Дедал запер дверь и зашаркал в сторону кухни, не особенно заботясь о госте.
– Зачем пришёл? – спросил мастер, споласкивая джезву и вновь включая газ.
– Шёл мимо, подумал, что тебе может быть грустно, и ты захочешь со мной выпить.
– Кофе будешь?
– С коньяком?
Дедал молча открыл кухонный шкафчик и достал бутылку «Hennessy».
– Отлично! – оживился Икар. – Тогда буду. Только лучше без кофе.
Как всё предсказуемо. Мастер тяжело вздохнул и достал бокал к бутылке.
Потом подумал, достал второй бокал и выключил газ. В конце концов, какого хрена? Работать сегодня всё равно не получится.
– Вот это дело, – оживился Икар и с ловкостью фокусника вскрыл бутылку.
Коньяк струёй побежал в бокалы. В темноте ночной кухни он казался чёрным, как вода Стикса.
– Живы будем, не помрём! А помрём, так возродимся! – бодро поведал Икар, звякнул бокалом о бокал Дедала и одним глотком влил в себя содержимое бокала.
Дедал поморщился, пригубил напиток и принялся греть бокал в ладони. Ни люди, ни боги не меняются. Казалось бы, за тысячи лет, прожитые в этом мире, можно было бы научиться смаковать удовольствие, так нет, этот балбес продолжает хлебать полной ложкой, не разбирая вкуса. Как ребёнок, перед которым положили коробку конфет и отвернулись. С другой стороны, Икар был таким всегда и с первыми крыльями на этом погорел во всех смыслах. И что, научило его это хоть чему-то? Нет.
А он, Дедал, брал от жизни понемногу, стараясь растянуть удовольствие, прочувствовать самые тонкие нюансы, в итоге получал больше. И так тоже было всегда, сколько он себя помнил. И что?
Мастер поднял бокал и втянул в себя всё без остатка одним глотком. Икар, глядя на это, застыл с бутылкой в руке.
– Ты чего это?
– Наливай, – отрезал Дедал. – Ты же за этим припёрся.
– Кризис среднего возраста у древних богов и героев, – ухмыльнулся Икар и разлил коньяк по бокалам.
Мастер снова принялся гонять напиток, поигрывая бокалом в ладони.
– Тебе никогда не было страшно, что нас не станет и ничего после тебя не останется?
– Брось. Наша история уже давно стала бродячим сюжетом. Нас так просто не сотрёшь.
– И тебе этого достаточно?
– А что ещё? – удивлённо приподнял брови Икар.

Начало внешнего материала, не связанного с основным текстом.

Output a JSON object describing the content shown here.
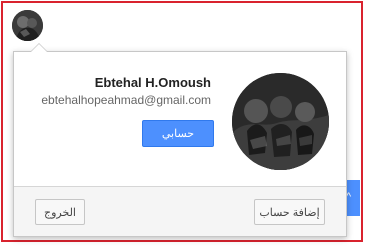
{
  "account_popup": {
    "user_name": "Ebtehal H.Omoush",
    "email": "ebtehalhopeahmad@gmail.com",
    "account_button_label": "حسابي",
    "add_account_label": "إضافة حساب",
    "sign_out_label": "الخروج"
  },
  "icons": {
    "top_avatar": "avatar-icon",
    "profile_photo": "profile-photo",
    "background_chevron": "chevron-up-icon"
  },
  "colors": {
    "frame_border": "#d9232e",
    "primary_button": "#4d90fe",
    "footer_background": "#f5f5f5"
  }
}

– Мы ведь никуда не двигаемся. Застыли на одном месте. Мир меняется, а мы бултыхаемся в нём, ничего не меняя. Подумай, чего бы могли добиться боги с их возможностями. Как мог бы измениться наш мир. Какое многообразие новых миров могло бы возникнуть, если бы высшие направляли свои силы не на грызню друг с другом и не на пустое поддержание своего реноме. Представь, к чему мы могли бы прийти, если все эти силы и средства направить на созидание нового, а не на удержание накопленного под своей задницей.
Икар лишь пожал плечами:
– Каждый думает в первую очередь о своей заднице. Боги и смертные в этом плане совершенно одинаковы.
– Но я не такой.
– И кто тебе мешает менять мир?
– Они грызутся между собой, – упрямо повторил мастер. – Я, мои идеи, мои изобретения – для них только инструмент в достижении цели.
– Делай, что должно, и будь что будет. В конце концов, останутся не дрязги, а идеи и изобретения. Вряд ли кого-то взволнуют старые скандалы. Скандал – как рыба, актуален, пока свежий, – сверкнул улыбкой Икар – У меня есть для тебя лекарство. Давай выпьем ещё по одной и пойдём по бабам.